On-device ML is a packaging problem as much as a model problem: classpath conflicts, SDK floors, and asset size directly determine whether a humane idea survives contact with Gradle.
Hybrid cognition wins: relational graphs for narrative integrity plus embeddings for fuzzy visual similarity is more robust than pretending one representation solves everything.
Families need honesty: we should be clear where the product is clinical adjacency versus wellbeing tooling, and design logs as support for carers, not silent surveillance.
What's next for Loci
Harden patient runtime: Fully wire PatientRuntimeOrchestrator (and related UI paths) to real bitmap/frame conversion from CameraX where TODOs remain, end-to-end tested on diverse ARCore devices.
Caretaker analytics: Expand session logs into caregiver-readable summaries (frequency of matches, skipped prompts, time-on-task) with export and privacy controls.

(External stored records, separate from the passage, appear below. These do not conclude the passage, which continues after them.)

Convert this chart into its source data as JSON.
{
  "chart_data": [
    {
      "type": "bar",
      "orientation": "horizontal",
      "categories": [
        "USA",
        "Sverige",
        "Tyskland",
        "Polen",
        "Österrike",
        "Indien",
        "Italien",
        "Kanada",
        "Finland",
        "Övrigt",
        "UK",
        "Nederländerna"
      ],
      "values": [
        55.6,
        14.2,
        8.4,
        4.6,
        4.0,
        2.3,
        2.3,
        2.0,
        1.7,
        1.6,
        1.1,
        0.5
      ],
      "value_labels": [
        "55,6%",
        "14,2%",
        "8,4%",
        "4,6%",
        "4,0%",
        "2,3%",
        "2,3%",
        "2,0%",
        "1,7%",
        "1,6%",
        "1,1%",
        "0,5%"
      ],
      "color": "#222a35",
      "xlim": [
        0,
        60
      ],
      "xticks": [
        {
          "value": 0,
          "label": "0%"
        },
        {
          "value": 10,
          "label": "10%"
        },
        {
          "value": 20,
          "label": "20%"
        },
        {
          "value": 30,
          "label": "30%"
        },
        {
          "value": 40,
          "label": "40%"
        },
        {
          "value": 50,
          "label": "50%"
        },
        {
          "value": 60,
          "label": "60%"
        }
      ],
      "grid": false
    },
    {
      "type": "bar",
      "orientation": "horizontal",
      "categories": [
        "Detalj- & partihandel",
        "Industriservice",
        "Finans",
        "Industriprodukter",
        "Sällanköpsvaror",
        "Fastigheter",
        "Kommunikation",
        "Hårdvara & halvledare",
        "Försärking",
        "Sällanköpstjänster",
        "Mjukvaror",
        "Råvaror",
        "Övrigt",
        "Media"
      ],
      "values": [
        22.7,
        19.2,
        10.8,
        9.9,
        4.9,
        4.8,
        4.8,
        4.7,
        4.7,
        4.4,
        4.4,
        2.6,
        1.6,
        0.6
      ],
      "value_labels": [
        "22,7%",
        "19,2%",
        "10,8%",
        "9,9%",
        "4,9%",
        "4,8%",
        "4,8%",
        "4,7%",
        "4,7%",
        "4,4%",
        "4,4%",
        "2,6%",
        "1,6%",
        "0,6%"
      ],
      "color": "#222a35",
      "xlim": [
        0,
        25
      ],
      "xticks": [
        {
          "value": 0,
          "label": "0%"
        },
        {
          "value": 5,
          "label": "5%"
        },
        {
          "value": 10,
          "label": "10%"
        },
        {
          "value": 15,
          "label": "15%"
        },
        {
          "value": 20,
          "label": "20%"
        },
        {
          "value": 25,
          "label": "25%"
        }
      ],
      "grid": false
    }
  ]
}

Controlled sync: Implement data-remote with real auth, encryption in transit, and explicit consent flows—default-off until families opt in.
Evaluation: Structured pilots with occupational therapists or geriatric clinicians to validate task difficulty, cognitive load, and safety of conversational prompts.
Accessibility: Deep pass on large text, high contrast, motor-friendly controls, and audio-first modes for patients with vision or dexterity limits.
Model lifecycle: Smaller/faster variants, optional GPU/NPU backends where stable, and clearer fallback UX when heavy LLM assets aren’t installed.